Thinking Vegetarian in Mongolia? Think Again! A Vegetarian Survival Guide to Mongolia by Matthew Lynch

Vegetarians beware.


There may be plenty of vegetarian dining options in Ulaanbaatar, the capitol city of Mongolia, but if you are planning a trip to Outer Mongolia, make it a short one. Or bring lots and lots of your own food supplies.

Let me take you to Tosontsengel, in Northwestern Outer Mongolia, where we are treated to an old-style Mongolian Barbeque …’A Feast For Kings’:


The sheep is slaughtered using the traditional technique – I’ll spare you the gory details here, but just imagine that scene from Indiana Jones and the Temple of Doom, and you’ll get the picture.

First course is a rich mutton broth made from the water in which the internal organs have been boiling away for the last three hours.

Second course, you guessed it, the organs are presented to the guests of honour first – slopped into a steel bowl and placed at your feet with the handle of a large, sharp knife that has been made for meat-eating pointed in your direction. Dive in and carve off a piece of lung, kidney, or heart for your dining pleasure.


The organs are the most nutritious, and therefore the most highly prized part of the animal. Mongolia freezes over during their long, harsh winters, and the nomadic herding lifestyle has evolved in response to act as a family’s energy store through the cold months; hence Mongolians’ love of meat, meat, and more meat…

…Third course? Another version of mutton broth, to cleanse your palette – this one richer than the first, if that is possible, made from the water the rest of the carcass has been simmering in for the last three hours…

Don’t forget the condiments! Pickled green tomatoes, potent wild onions, zesty pickled beetroot, and perhaps some baby boiled potatoes. Mongolia’s growing season is short, and conditions harsh [try growing vegetables in the Gobi Desert!], so if you are lucky enough to be served veggies in the countryside than know that you are truly being treated as royalty.


Fourth course is slightly more recognisable cuts of meat served up in another bowl, with more knife handles pointed at your belly so that you can hack a chunk of meat from the bone you’ve picked. Wipe the grease from your hands on the leather bridle which is passed around the yurt; clean your hands and keep your hosts’ riding equipment soft and supple at the same time.

Take another sip of the traditional, ubiquitous salty milk tea called ‘tsu-te-tse’; milk is another highly nutritious product of the nomads’ animal herds, and is preserved by making it into cheeses and yoghurts. Diluting milk in tea is another way to stretch this precious resource further. Then, brace yourself for the next course.

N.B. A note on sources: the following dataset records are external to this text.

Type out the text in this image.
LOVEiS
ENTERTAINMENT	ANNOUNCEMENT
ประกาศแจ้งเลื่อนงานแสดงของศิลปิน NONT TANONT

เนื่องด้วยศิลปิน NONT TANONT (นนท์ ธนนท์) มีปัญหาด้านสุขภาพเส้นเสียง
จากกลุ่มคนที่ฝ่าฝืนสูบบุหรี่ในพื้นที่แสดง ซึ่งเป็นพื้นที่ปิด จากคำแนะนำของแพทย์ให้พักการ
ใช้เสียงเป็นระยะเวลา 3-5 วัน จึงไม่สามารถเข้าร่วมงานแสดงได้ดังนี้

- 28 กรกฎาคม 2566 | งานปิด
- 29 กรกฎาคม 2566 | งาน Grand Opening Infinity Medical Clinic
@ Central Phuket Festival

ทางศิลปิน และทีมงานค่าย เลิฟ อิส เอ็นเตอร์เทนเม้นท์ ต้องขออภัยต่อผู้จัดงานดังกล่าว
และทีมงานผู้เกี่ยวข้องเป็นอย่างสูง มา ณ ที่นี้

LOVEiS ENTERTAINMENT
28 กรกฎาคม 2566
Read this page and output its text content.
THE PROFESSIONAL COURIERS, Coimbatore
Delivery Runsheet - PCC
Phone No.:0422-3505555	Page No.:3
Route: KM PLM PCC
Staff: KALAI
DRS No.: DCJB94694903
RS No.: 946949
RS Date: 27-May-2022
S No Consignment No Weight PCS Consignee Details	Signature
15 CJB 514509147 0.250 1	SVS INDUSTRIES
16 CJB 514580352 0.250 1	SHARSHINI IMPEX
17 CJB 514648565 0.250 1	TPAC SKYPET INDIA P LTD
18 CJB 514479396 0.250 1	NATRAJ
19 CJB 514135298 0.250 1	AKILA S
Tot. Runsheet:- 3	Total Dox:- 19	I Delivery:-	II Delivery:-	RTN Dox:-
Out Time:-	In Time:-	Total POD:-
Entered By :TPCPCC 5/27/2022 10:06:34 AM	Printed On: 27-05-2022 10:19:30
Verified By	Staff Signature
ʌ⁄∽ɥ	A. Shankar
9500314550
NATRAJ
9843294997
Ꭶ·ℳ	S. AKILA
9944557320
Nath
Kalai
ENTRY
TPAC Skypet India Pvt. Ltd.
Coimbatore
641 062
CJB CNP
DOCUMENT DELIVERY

The fifth course you will not have seen before: the boiled sheep’s stomach, bulging with its mystery contents, is presented on a platter. Your host produces his knife with a flourish, and deftly opens the sac to reveal… the sheep’s head, whose lips have been drawn back into a macabre smile when its hair was singed off in preparation for your meal.

A couple more slices of his knife, and the tripe bag opens to reveal the sheep’s shins and hooves, which have also been singed, and stuffed in along with the ‘happy’ head, whose jaw now drops open with a dull ‘thud’, turning its grin into a toothy guffaw.

But wait, there’s more! …the fatty tail pad has been scooped out, filled with minced meat, sewn shut and boiled next to the stuffed stomach for the last three hours – it is this part that was considered to be Ghengis’ favorite meal – A Feast Fit For The Khan.


Vegetarian Survival Guide to Mongolia:

  1. Cling to the first piece of meat offered to you and nurse it through your entire meal. If you pick this bone clean your hosts will only offer you more.

2. Hold your breath when sipping the organ stew. Have some bottled water or fruit juice nearby in your canteen to wash the taste out of your mouth.

3. Beam with delight when offered pickled vegges or [on the very rare occasion] green salad to encourage your host to offer you more.

4. Sit next to a friendly carnivore whom you can offload your meat dishes upon when nobody is looking.

5. Clap your hands like a madwoman when the yoghurt appears. If you do this well, it will be lovingly prepared with clotted cream and sugar as you swallow back your drool. Your belly will thank you for this.